# operating manual hymer



## fionn (Nov 29, 2011)

Hi,

I have a 1993 Hymer 670 which i am currently renovating. Its my 1st van. I have a operating manual but its in german. 

Can anyone help me with an english version.

Thanks.


----------



## lgbzone (Oct 8, 2008)

We were in the same situation with our 1985 hymer, i emailed hymer direct and they emailed me an electronic one in english within a couple of days.

HTH


----------



## Westkirby01 (Jan 25, 2009)

Have a look

Resources
Useful Downloads
User manuals
S670
S550


----------



## veevee (Nov 6, 2011)

Westkirby01 said:


> Have a look
> 
> Resources
> Useful Downloads
> ...


Hello

I may have misssed it but can't see the manual for a S670 although the S550 is there.


----------



## fionn (Nov 29, 2011)

Yeah i have looked and there is no S670 download.

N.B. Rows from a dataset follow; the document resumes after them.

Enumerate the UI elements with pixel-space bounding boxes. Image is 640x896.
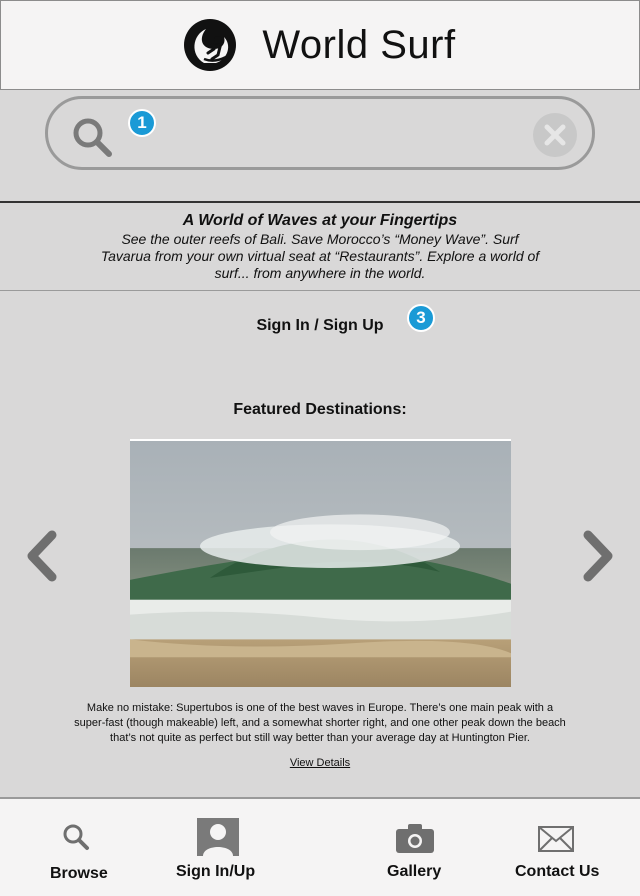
tab-browse[interactable]: Browse xyxy=(40,799,120,896)
main-content: Sign In / Sign Up 3 Featured Destination… xyxy=(0,291,640,797)
bottom-tab-bar: Browse Sign In/Up Gallery Contact Us xyxy=(0,797,640,896)
wave-surfer-logo xyxy=(184,19,237,71)
tab-label: Contact Us xyxy=(515,863,600,880)
tab-label: Gallery xyxy=(387,863,442,880)
annotation-badge: 1 xyxy=(128,109,156,137)
sign-in-link[interactable]: Sign In / Sign Up xyxy=(0,317,640,335)
search-bar[interactable] xyxy=(45,96,595,170)
chevron-right-icon[interactable] xyxy=(580,529,616,583)
user-icon xyxy=(197,818,239,856)
camera-icon xyxy=(396,824,434,853)
mail-icon xyxy=(538,826,574,852)
tagline-heading: A World of Waves at your Fingertips xyxy=(182,212,458,229)
app-title: World Surf xyxy=(262,22,456,67)
tab-sign-in[interactable]: Sign In/Up xyxy=(172,799,262,896)
tagline-body: See the outer reefs of Bali. Save Morocc… xyxy=(100,231,540,281)
tab-label: Sign In/Up xyxy=(176,863,256,880)
annotation-badge: 3 xyxy=(407,304,435,332)
search-input[interactable] xyxy=(118,113,518,155)
search-icon xyxy=(63,824,89,850)
featured-destinations-title: Featured Destinations: xyxy=(233,401,407,418)
tagline-section: A World of Waves at your Fingertips See … xyxy=(0,203,640,291)
chevron-left-icon[interactable] xyxy=(24,529,60,583)
destination-description: Make no mistake: Supertubos is one of th… xyxy=(74,702,566,744)
tab-contact[interactable]: Contact Us xyxy=(510,799,610,896)
clear-icon[interactable] xyxy=(532,112,578,158)
view-details-link[interactable]: View Details xyxy=(0,757,640,769)
search-icon xyxy=(73,118,112,157)
tab-gallery[interactable]: Gallery xyxy=(380,799,450,896)
tab-label: Browse xyxy=(50,865,108,882)
app-header: World Surf xyxy=(0,0,640,90)
featured-destination-image[interactable] xyxy=(130,439,511,687)
search-section: 1 xyxy=(0,90,640,203)
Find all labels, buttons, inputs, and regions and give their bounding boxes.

I might try email hymer Germany


----------



## Westkirby01 (Jan 25, 2009)

The s660 is the first of the manuals. Apologies as it is is German, I had forgotten that. But it is very easy to understand. And if you need to contact Hymer, the part numbers are marked.

s650/660/670/680/690 are the same. Only length is different. Usually the addition of the bar cabinet.


----------